Vítimas de Roger Abdelmassih contam suas histórias

Helena Leardini, 45 anos, dona de casa



“Em 2003, fui ao consultório do Roger Abdelmassih por uma indicação médica. Tinha 34 anos e queria engravidar do meu segundo marido. Paguei 30.000 reais pelo pacote de três tentativas de inseminação artificial. Em uma das primeiras conversas, ele me agarrou e tentou me beijar à força. Abri a porta do consultório a saí correndo. Sempre fiz questão de dizer para todo mundo que fiz tratamento para engravidar com o tarado do Roger Abdelmassih”.

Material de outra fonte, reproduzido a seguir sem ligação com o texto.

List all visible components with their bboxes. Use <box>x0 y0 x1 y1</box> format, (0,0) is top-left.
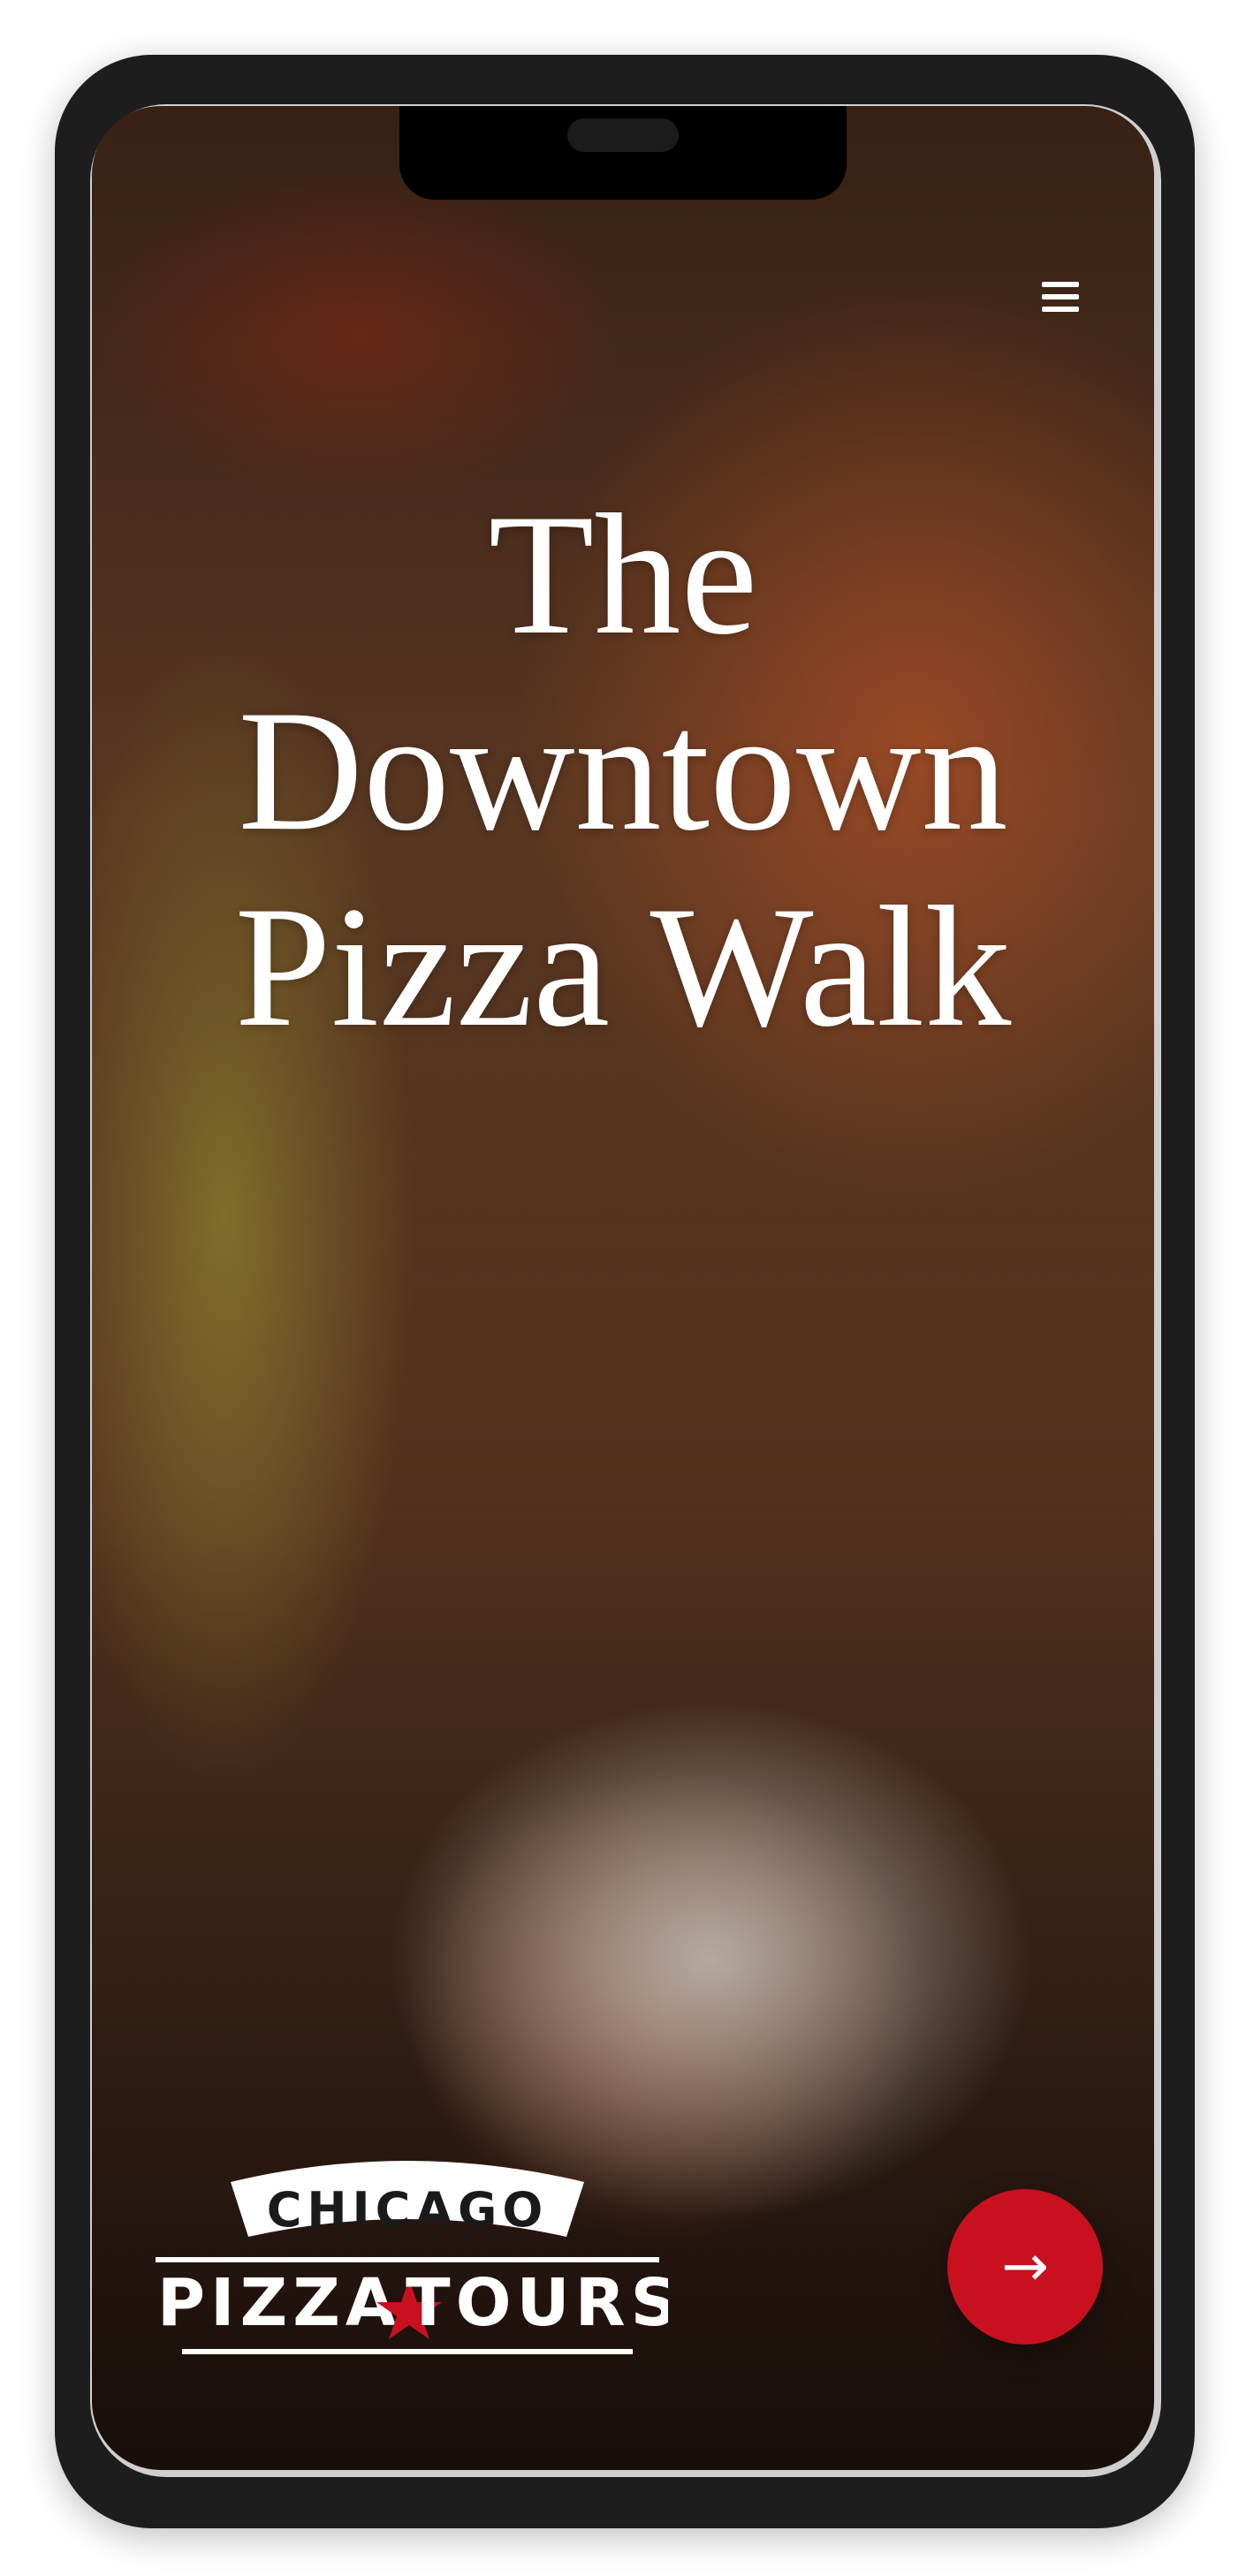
hamburger-menu-icon[interactable] <box>1029 265 1092 329</box>
logo-tours-text: TOURS <box>406 2265 668 2341</box>
title-line-3: Pizza Walk <box>234 871 1012 1063</box>
arrow-right-icon: → <box>1001 2234 1049 2299</box>
chicago-pizza-tours-logo: CHICAGO PIZZA TOURS <box>147 2156 668 2368</box>
logo-pizza-text: PIZZA <box>157 2265 401 2341</box>
next-button[interactable]: → <box>947 2189 1103 2345</box>
title-line-2: Downtown <box>238 675 1008 867</box>
title-line-1: The <box>488 479 758 671</box>
logo-chicago-text: CHICAGO <box>267 2182 549 2238</box>
speaker-icon <box>567 118 679 152</box>
phone-notch <box>399 106 847 200</box>
page-title: The Downtown Pizza Walk <box>92 477 1154 1065</box>
app-screen: The Downtown Pizza Walk CHICAGO PIZZA TO… <box>92 106 1154 2470</box>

Teresa Cardioli, 63 anos, escritora

“Tinha 17 anos quando me tratei de uma cólica renal com Roger Abdelmassih, quando ele atuava como urologista. Durante o procedimento de introdução de uma sonda na minha bexiga, ele descobriu que eu era virgem e disse que estava disposto a pagar por minha virgindade. Ele me amarrou na maca e me agarrou”.

Silvia Franco, 43 anos, artista plástica

“Fui à clínica de Roger Abdelmassih em 1997 porque queria engravidar. Durante o procedimento para a retirada dos óvulos, ainda sob o efeito da sedação, senti dor e sangramento no ânus. Fui infectada por uma bactéria que se instalou na minha bexiga. Engravidei após a terceira tentativa e, aos quatro meses da gestação, ele disse que o coração do bebê havia parado de bater e me receitou um abortivo. Só fui entender que havia sido violentada em 2009, quando começaram a aparecer as primeiras denúncias”.  

Ivanilde Serebranic, 49 anos, empresária

“Tinha 34 anos quando o procurei para fazer tratamento de fertilização. Ele já havia dado umas indiretas antes, mas não dei muita importância. Quando passei pelo processo de retirada dos óvulos, ainda grogue, acordei com ele em cima de mim. Na hora sai correndo encontrar meu marido que estava na sala de espera”.

Vanuzia Lopes, 54 anos, estilista

“Acordei no meio da sedação, durante a extração de óvulos, com ele em cima de mim. Ainda com restos de sêmen em mim, fui à delegacia e fiz exame de corpo de delito. Levei o boletim de ocorrência ao Conselho Regional de Medicina, mas não tive atenção: ele era um médico muito poderoso”.